3. A tight knit Town centre and a town square

City planning has evolved over thousands of years and it manifests in a variety of flavours around the world. What’s common is a central place for people to gather, a place of power (or a spot for the occupy protests).

It could be the Red Square of Moscow or the Zocalo of Mexico City, I always strive to build a city square and place administrative buildings such as the city hall around it. Travelling in South America has influenced much of this peculiar colonial Spanish setup. It makes sense from an organizational perspective to place Sim City reward buildings such as the Mayor’s residence, Town and City Hall, Bureaucracy building, Senate house, etc.

4. Public spaces for recreation and entertainment

Travellers are always tight on budget, and I am sure it will get worse over time. I would love to visit a city that organises festivals, shows and concerts for people to enjoy. If the venue is a public space, ticket prices are usually cheaper too. Depending on my treasury I build entertainment centres, theaters, opera houses, libraries, etc. In Toronto, I am always supporting arts and culture (PS: I don’t mind if the city levies a surcharge to subsidize cultural events and festivals.) If I could build a Broadway theatre street in SimCity, I’d totally do that. Anything to build more cultural capital.

↑ Historic tram line running through this neighborhood that has characteristic duplex and triplex apartments

5. Characteristic neighbourhoods

If you checkout Philadelphia or Mexico City, you’ll notice clear characteristics that distinguish neighbourhoods from one another. I want that, I like that. Soviet style conformity may be efficient but it’s the fuzzy chaos of small streets and narrow alleys, local stores and markets, variety in architecture and such interesting features that that make a city rich in social capital.

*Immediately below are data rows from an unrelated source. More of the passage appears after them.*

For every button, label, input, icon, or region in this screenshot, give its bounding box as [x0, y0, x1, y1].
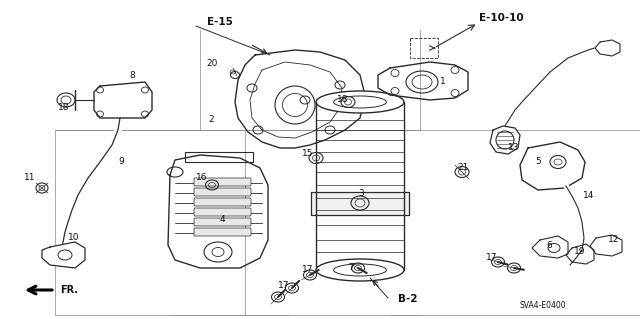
Text: E-15: E-15: [207, 17, 233, 27]
Bar: [410, 38, 438, 58]
Text: 9: 9: [118, 158, 124, 167]
Text: 7: 7: [348, 263, 354, 272]
Text: 18: 18: [58, 102, 70, 112]
Text: 16: 16: [196, 174, 207, 182]
Polygon shape: [42, 242, 85, 268]
FancyBboxPatch shape: [194, 188, 251, 196]
Text: 12: 12: [608, 235, 620, 244]
Text: 21: 21: [457, 164, 468, 173]
Text: 2: 2: [208, 115, 214, 124]
Polygon shape: [490, 126, 520, 154]
Polygon shape: [566, 244, 594, 264]
FancyBboxPatch shape: [194, 228, 251, 236]
FancyBboxPatch shape: [194, 208, 251, 216]
Text: 14: 14: [583, 191, 595, 201]
Text: 3: 3: [358, 189, 364, 197]
Text: 11: 11: [24, 173, 35, 182]
Polygon shape: [590, 235, 622, 256]
Text: 17: 17: [486, 254, 497, 263]
Text: 19: 19: [574, 247, 586, 256]
Text: 18: 18: [337, 95, 349, 105]
Ellipse shape: [316, 91, 404, 113]
Text: 10: 10: [68, 233, 79, 241]
Text: SVA4-E0400: SVA4-E0400: [519, 301, 566, 310]
Text: 17: 17: [278, 281, 289, 291]
Ellipse shape: [316, 259, 404, 281]
Text: 4: 4: [220, 216, 226, 225]
Text: 1: 1: [440, 78, 445, 86]
FancyBboxPatch shape: [194, 198, 251, 206]
FancyBboxPatch shape: [194, 178, 251, 186]
Text: 13: 13: [508, 144, 520, 152]
Text: 6: 6: [546, 241, 552, 249]
Text: B-2: B-2: [398, 294, 417, 304]
FancyBboxPatch shape: [194, 218, 251, 226]
Text: 5: 5: [535, 158, 541, 167]
Text: 8: 8: [129, 70, 135, 79]
Text: E-10-10: E-10-10: [479, 13, 524, 23]
Text: 17: 17: [302, 264, 314, 273]
Polygon shape: [311, 192, 409, 215]
Text: 15: 15: [302, 149, 314, 158]
Polygon shape: [520, 142, 585, 190]
Text: FR.: FR.: [60, 285, 78, 295]
Polygon shape: [532, 236, 568, 258]
Text: 20: 20: [206, 58, 218, 68]
Polygon shape: [595, 40, 620, 56]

If I build a high-density upscale residential neighbourhood, I build pedestrian malls and plazas. On the other hand low-density neighbourhoods get a park or two, winding streets and farmers markets. There is only so much you can control but it is possible to give different look to different districts of your city.

↑ Mixed income neighbourhood. Residents in this community voted to preserve their red brick-lined streets

So those were some Sim City specific factors that would make a city more interesting from a tourism perspective. Hope you enjoyed reading this post.

What other features would you add to your SimCity?